La Guardia Costiera di Oristano ha intercettato un peschereccio che stava pescando illegalmente all'interno dell'Area Marina Protetta "Penisola del Sinis-Isola di Mal di Ventre".

La motovedetta CP 893, secondo quanto riferito, ha sorpreso l'imbarcazione mentre stava calando la rete da pesca in una zona "B" della riserva generale, violando le norme dell'area protetta.

Dopo essere stato scortato al porto industriale di Oristano, il peschereccio è stato ispezionato e il personale della Guardia Costiera ha sequestrato il pesce pescato illegalmente, che includeva seppie, torpedini e scorfani per un totale di 24 chilogrammi, insieme alla rete da posta lunga circa 1000 metri.

Il pesce, dichiarato idoneo al consumo umano dopo un controllo dell'Azienda Sanitaria Locale del Dipartimento di Oristano, è stato donato in beneficenza a un'organizzazione caritatevole locale.

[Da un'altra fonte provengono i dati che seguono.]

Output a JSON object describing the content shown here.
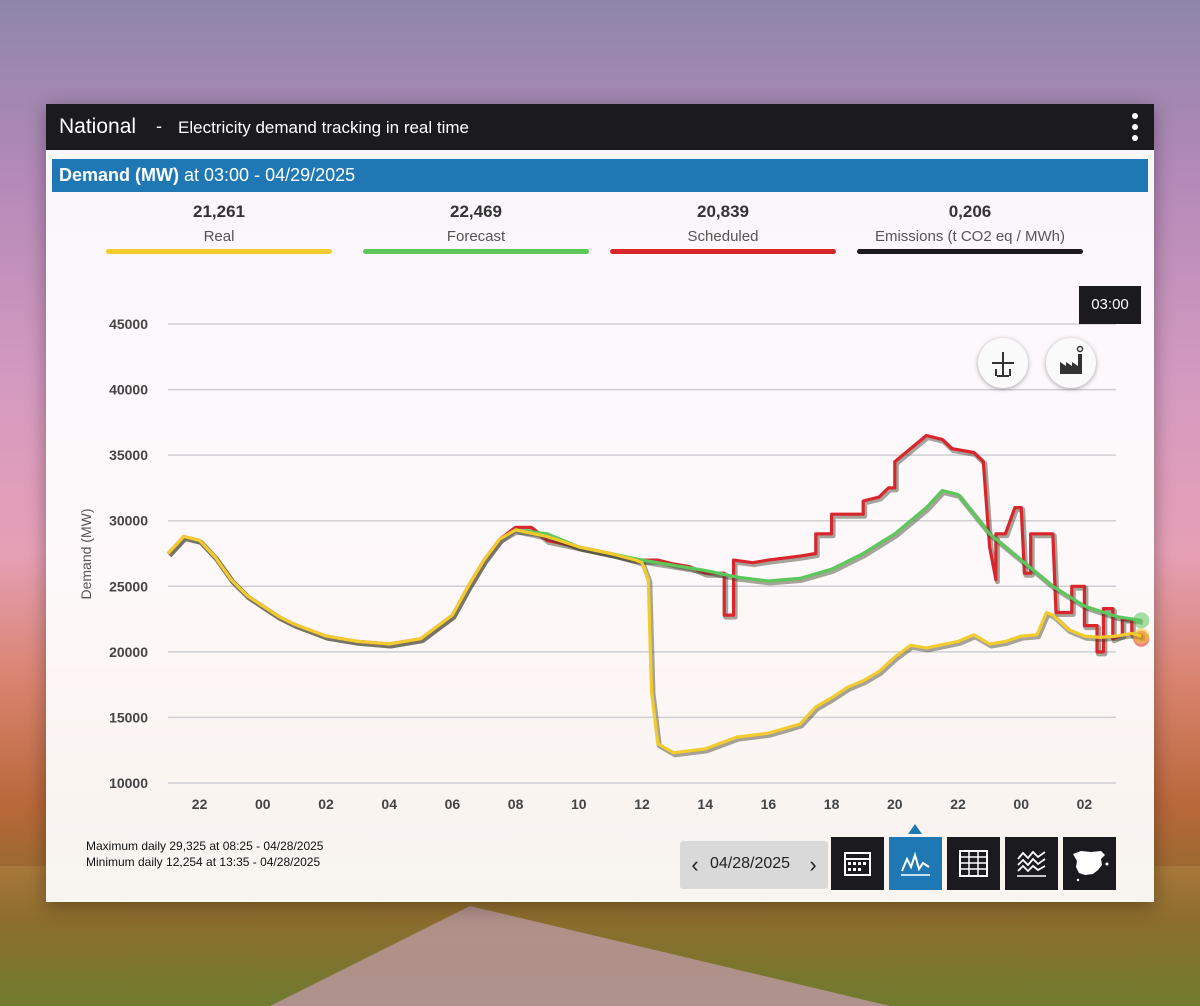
{
  "header": {
    "region": "National",
    "separator": "-",
    "subtitle": "Electricity demand tracking in real time"
  },
  "demand_bar": {
    "label": "Demand (MW)",
    "at_text": "at 03:00 - 04/29/2025"
  },
  "stats": [
    {
      "value": "21,261",
      "label": "Real",
      "color": "#f2cc2e"
    },
    {
      "value": "22,469",
      "label": "Forecast",
      "color": "#5cc85c"
    },
    {
      "value": "20,839",
      "label": "Scheduled",
      "color": "#d9262c"
    },
    {
      "value": "0,206",
      "label": "Emissions (t CO2 eq / MWh)",
      "color": "#1b1b1f"
    }
  ],
  "tooltip": "03:00",
  "icons": {
    "wind": "wind-turbine-icon",
    "factory": "factory-icon",
    "calendar": "calendar-icon",
    "line": "line-chart-icon",
    "table": "table-icon",
    "stacked": "stacked-chart-icon",
    "map": "spain-map-icon"
  },
  "footer": {
    "max_text": "Maximum daily 29,325 at 08:25 - 04/28/2025",
    "min_text": "Minimum daily 12,254 at 13:35 - 04/28/2025",
    "date": "04/28/2025"
  },
  "chart_data": {
    "type": "line",
    "ylabel": "Demand (MW)",
    "ylim": [
      10000,
      45000
    ],
    "yticks": [
      "45000",
      "40000",
      "35000",
      "30000",
      "25000",
      "20000",
      "15000",
      "10000"
    ],
    "xticks": [
      "22",
      "00",
      "02",
      "04",
      "06",
      "08",
      "10",
      "12",
      "14",
      "16",
      "18",
      "20",
      "22",
      "00",
      "02"
    ],
    "x_hours_range": [
      21,
      51
    ],
    "grid": true,
    "series": [
      {
        "name": "Scheduled",
        "color": "#d9262c",
        "points": [
          [
            21,
            27500
          ],
          [
            21.5,
            28800
          ],
          [
            22,
            28500
          ],
          [
            22.5,
            27200
          ],
          [
            23,
            25500
          ],
          [
            23.5,
            24300
          ],
          [
            24,
            23500
          ],
          [
            24.5,
            22700
          ],
          [
            25,
            22100
          ],
          [
            26,
            21200
          ],
          [
            27,
            20800
          ],
          [
            28,
            20600
          ],
          [
            29,
            21000
          ],
          [
            30,
            22800
          ],
          [
            30.5,
            25000
          ],
          [
            31,
            27000
          ],
          [
            31.5,
            28600
          ],
          [
            32,
            29500
          ],
          [
            32.5,
            29500
          ],
          [
            33,
            28500
          ],
          [
            34,
            28000
          ],
          [
            35,
            27500
          ],
          [
            35.8,
            27000
          ],
          [
            36,
            27000
          ],
          [
            36.5,
            27000
          ],
          [
            37,
            26700
          ],
          [
            37.5,
            26500
          ],
          [
            38,
            26000
          ],
          [
            38.6,
            26000
          ],
          [
            38.6,
            22800
          ],
          [
            38.9,
            22800
          ],
          [
            38.9,
            27000
          ],
          [
            39.5,
            26800
          ],
          [
            40,
            27000
          ],
          [
            41,
            27300
          ],
          [
            41.5,
            27500
          ],
          [
            41.5,
            29000
          ],
          [
            42,
            29000
          ],
          [
            42,
            30500
          ],
          [
            43,
            30500
          ],
          [
            43,
            31500
          ],
          [
            43.5,
            31800
          ],
          [
            43.8,
            32500
          ],
          [
            44,
            32500
          ],
          [
            44,
            34500
          ],
          [
            44.5,
            35500
          ],
          [
            45,
            36500
          ],
          [
            45.5,
            36200
          ],
          [
            45.8,
            35500
          ],
          [
            46.5,
            35200
          ],
          [
            46.8,
            34500
          ],
          [
            47,
            28000
          ],
          [
            47.2,
            25500
          ],
          [
            47.2,
            29000
          ],
          [
            47.5,
            29000
          ],
          [
            47.8,
            31000
          ],
          [
            48,
            31000
          ],
          [
            48.1,
            26000
          ],
          [
            48.3,
            26000
          ],
          [
            48.3,
            29000
          ],
          [
            49,
            29000
          ],
          [
            49.1,
            23000
          ],
          [
            49.6,
            23000
          ],
          [
            49.6,
            25000
          ],
          [
            50,
            25000
          ],
          [
            50,
            22000
          ],
          [
            50.4,
            22000
          ],
          [
            50.4,
            20000
          ],
          [
            50.6,
            20000
          ],
          [
            50.6,
            23300
          ],
          [
            50.9,
            23300
          ],
          [
            50.9,
            21000
          ],
          [
            51.2,
            21300
          ],
          [
            51.2,
            22500
          ],
          [
            51.5,
            22500
          ],
          [
            51.5,
            21300
          ],
          [
            51.8,
            21300
          ],
          [
            51.8,
            21000
          ]
        ]
      },
      {
        "name": "Forecast",
        "color": "#5cc85c",
        "points": [
          [
            32,
            29300
          ],
          [
            33,
            29000
          ],
          [
            34,
            28000
          ],
          [
            35,
            27500
          ],
          [
            36,
            27000
          ],
          [
            37,
            26600
          ],
          [
            38,
            26200
          ],
          [
            39,
            25700
          ],
          [
            40,
            25400
          ],
          [
            41,
            25600
          ],
          [
            42,
            26300
          ],
          [
            43,
            27500
          ],
          [
            44,
            29000
          ],
          [
            45,
            31000
          ],
          [
            45.5,
            32300
          ],
          [
            46,
            32000
          ],
          [
            46.5,
            30500
          ],
          [
            47,
            29000
          ],
          [
            48,
            27000
          ],
          [
            49,
            25000
          ],
          [
            50,
            23500
          ],
          [
            51,
            22700
          ],
          [
            51.8,
            22400
          ]
        ]
      },
      {
        "name": "Real",
        "color": "#f2cc2e",
        "points": [
          [
            21,
            27500
          ],
          [
            21.5,
            28800
          ],
          [
            22,
            28500
          ],
          [
            22.5,
            27200
          ],
          [
            23,
            25500
          ],
          [
            23.5,
            24300
          ],
          [
            24,
            23500
          ],
          [
            24.5,
            22700
          ],
          [
            25,
            22100
          ],
          [
            26,
            21200
          ],
          [
            27,
            20800
          ],
          [
            28,
            20600
          ],
          [
            29,
            21000
          ],
          [
            30,
            22800
          ],
          [
            30.5,
            25000
          ],
          [
            31,
            27000
          ],
          [
            31.5,
            28600
          ],
          [
            32,
            29300
          ],
          [
            33,
            28800
          ],
          [
            34,
            28000
          ],
          [
            35,
            27500
          ],
          [
            35.8,
            27000
          ],
          [
            36,
            26800
          ],
          [
            36.2,
            25500
          ],
          [
            36.3,
            17000
          ],
          [
            36.5,
            13000
          ],
          [
            37,
            12300
          ],
          [
            38,
            12600
          ],
          [
            39,
            13500
          ],
          [
            40,
            13800
          ],
          [
            41,
            14500
          ],
          [
            41.5,
            15800
          ],
          [
            42,
            16500
          ],
          [
            42.5,
            17300
          ],
          [
            43,
            17800
          ],
          [
            43.5,
            18500
          ],
          [
            44,
            19600
          ],
          [
            44.5,
            20500
          ],
          [
            45,
            20300
          ],
          [
            46,
            20800
          ],
          [
            46.5,
            21300
          ],
          [
            47,
            20600
          ],
          [
            47.5,
            20800
          ],
          [
            48,
            21200
          ],
          [
            48.5,
            21300
          ],
          [
            48.8,
            23000
          ],
          [
            49,
            22800
          ],
          [
            49.5,
            21700
          ],
          [
            50,
            21200
          ],
          [
            50.5,
            21100
          ],
          [
            51,
            21200
          ],
          [
            51.5,
            21400
          ],
          [
            51.8,
            21200
          ]
        ]
      }
    ]
  }
}
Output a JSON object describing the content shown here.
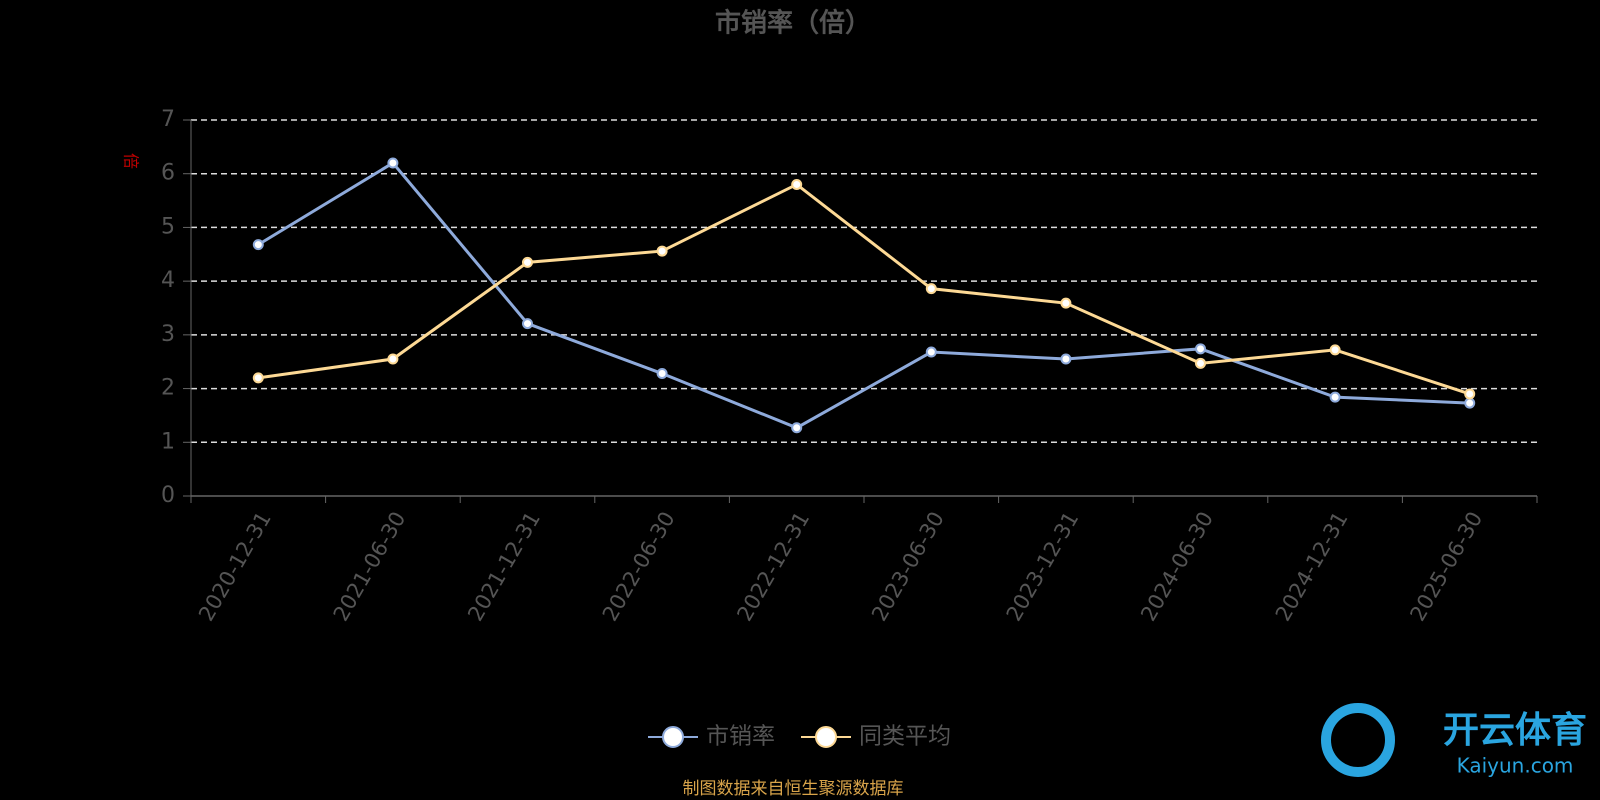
{
  "chart_data": {
    "type": "line",
    "title": "市销率（倍）",
    "y_label": "倍",
    "categories": [
      "2020-12-31",
      "2021-06-30",
      "2021-12-31",
      "2022-06-30",
      "2022-12-31",
      "2023-06-30",
      "2023-12-31",
      "2024-06-30",
      "2024-12-31",
      "2025-06-30"
    ],
    "series": [
      {
        "name": "市销率",
        "color": "#8eaadb",
        "values": [
          4.68,
          6.2,
          3.21,
          2.28,
          1.27,
          2.68,
          2.55,
          2.74,
          1.84,
          1.73
        ]
      },
      {
        "name": "同类平均",
        "color": "#fdd995",
        "values": [
          2.2,
          2.55,
          4.35,
          4.56,
          5.8,
          3.86,
          3.59,
          2.47,
          2.72,
          1.9
        ]
      }
    ],
    "ylim": [
      0,
      7
    ],
    "yticks": [
      0,
      1,
      2,
      3,
      4,
      5,
      6,
      7
    ],
    "grid": true,
    "source": "制图数据来自恒生聚源数据库",
    "watermark": {
      "name": "开云体育",
      "url": "Kaiyun.com"
    }
  }
}
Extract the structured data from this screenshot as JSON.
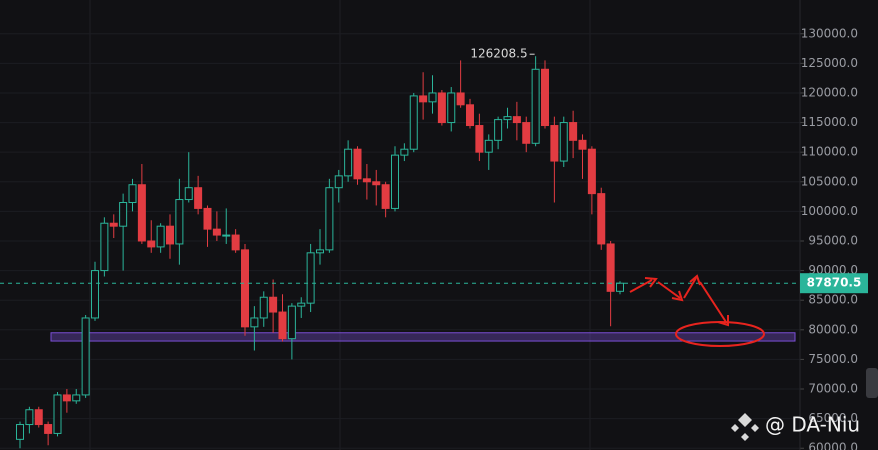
{
  "chart_data": {
    "type": "candlestick",
    "series": [
      {
        "name": "BTC",
        "up_color": "#2bb59a",
        "down_color": "#e23c42",
        "open": [
          61500,
          64000,
          66500,
          64000,
          62500,
          69000,
          68000,
          69000,
          82000,
          90000,
          98000,
          97500,
          101500,
          104500,
          95000,
          94000,
          97500,
          94500,
          102000,
          104000,
          100500,
          97000,
          96000,
          96000,
          93500,
          80500,
          82000,
          85500,
          83000,
          78500,
          84000,
          84500,
          93000,
          93500,
          104000,
          106000,
          110500,
          105500,
          105000,
          104500,
          100500,
          109500,
          110500,
          119500,
          118500,
          120000,
          115000,
          120000,
          118000,
          114500,
          110000,
          112000,
          115500,
          116000,
          115000,
          111500,
          124000,
          114500,
          108500,
          115000,
          112000,
          110500,
          103000,
          94500,
          86500
        ],
        "high": [
          64500,
          67000,
          67000,
          64500,
          69500,
          70000,
          70000,
          82500,
          91500,
          99000,
          99500,
          103000,
          105500,
          108000,
          98500,
          98000,
          99500,
          105500,
          110000,
          106000,
          101000,
          100000,
          100500,
          97000,
          94500,
          84000,
          86500,
          88500,
          86000,
          84500,
          85500,
          94500,
          97000,
          105500,
          107000,
          112000,
          111000,
          108000,
          107000,
          105000,
          111000,
          111500,
          120000,
          123500,
          123000,
          120500,
          121000,
          125500,
          119000,
          116500,
          113000,
          116000,
          117500,
          118500,
          116000,
          126208.5,
          125500,
          116000,
          116000,
          117000,
          113000,
          111000,
          104000,
          95000,
          88200
        ],
        "low": [
          60000,
          62500,
          63500,
          60500,
          62000,
          66000,
          67500,
          68500,
          81500,
          89000,
          95500,
          90000,
          100000,
          94500,
          93000,
          93000,
          92000,
          91000,
          101500,
          99500,
          94000,
          95000,
          94500,
          93000,
          79000,
          76500,
          80500,
          79500,
          78000,
          75000,
          82000,
          83000,
          91000,
          93000,
          101500,
          105000,
          104500,
          102000,
          101000,
          99000,
          100000,
          108500,
          110000,
          115500,
          116500,
          114500,
          113500,
          117500,
          114000,
          108500,
          107000,
          110500,
          114000,
          112000,
          110000,
          111000,
          114000,
          101500,
          107500,
          109000,
          105500,
          99500,
          93500,
          80600,
          86000
        ],
        "close": [
          64000,
          66500,
          64000,
          62500,
          69000,
          68000,
          69000,
          82000,
          90000,
          98000,
          97500,
          101500,
          104500,
          95000,
          94000,
          97500,
          94500,
          102000,
          104000,
          100500,
          97000,
          96000,
          96000,
          93500,
          80500,
          82000,
          85500,
          83000,
          78500,
          84000,
          84500,
          93000,
          93500,
          104000,
          106000,
          110500,
          105500,
          105000,
          104500,
          100500,
          109500,
          110500,
          119500,
          118500,
          120000,
          115000,
          120000,
          118000,
          114500,
          110000,
          112000,
          115500,
          116000,
          115000,
          111500,
          124000,
          114500,
          108500,
          115000,
          112000,
          110500,
          103000,
          94500,
          86500,
          87870.5
        ]
      }
    ],
    "ylim": [
      59700,
      135700
    ],
    "yticks": [
      {
        "value": 60000,
        "label": "60000.0"
      },
      {
        "value": 65000,
        "label": "65000.0"
      },
      {
        "value": 70000,
        "label": "70000.0"
      },
      {
        "value": 75000,
        "label": "75000.0"
      },
      {
        "value": 80000,
        "label": "80000.0"
      },
      {
        "value": 85000,
        "label": "85000.0"
      },
      {
        "value": 90000,
        "label": "90000.0"
      },
      {
        "value": 95000,
        "label": "95000.0"
      },
      {
        "value": 100000,
        "label": "100000.0"
      },
      {
        "value": 105000,
        "label": "105000.0"
      },
      {
        "value": 110000,
        "label": "110000.0"
      },
      {
        "value": 115000,
        "label": "115000.0"
      },
      {
        "value": 120000,
        "label": "120000.0"
      },
      {
        "value": 125000,
        "label": "125000.0"
      },
      {
        "value": 130000,
        "label": "130000.0"
      }
    ],
    "zone": [
      78100,
      79500
    ],
    "zone_color": "#7b4fd6",
    "grid": true,
    "watermark": "@ DA-Niu"
  }
}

Il comandante del peschereccio è stato denunciato per aver pescato in un'area protetta senza l'autorizzazione necessaria, violando la Legge quadro sulle Aree Marine Protette del 1991.

Questo intervento della Guardia Costiera fa parte delle attività di vigilanza per garantire il rispetto delle normative sulla pesca e proteggere l'ambiente, in particolare in aree sensibili come l'Area Marina Protetta "Penisola del Sinis-Isola di Mal di Ventre".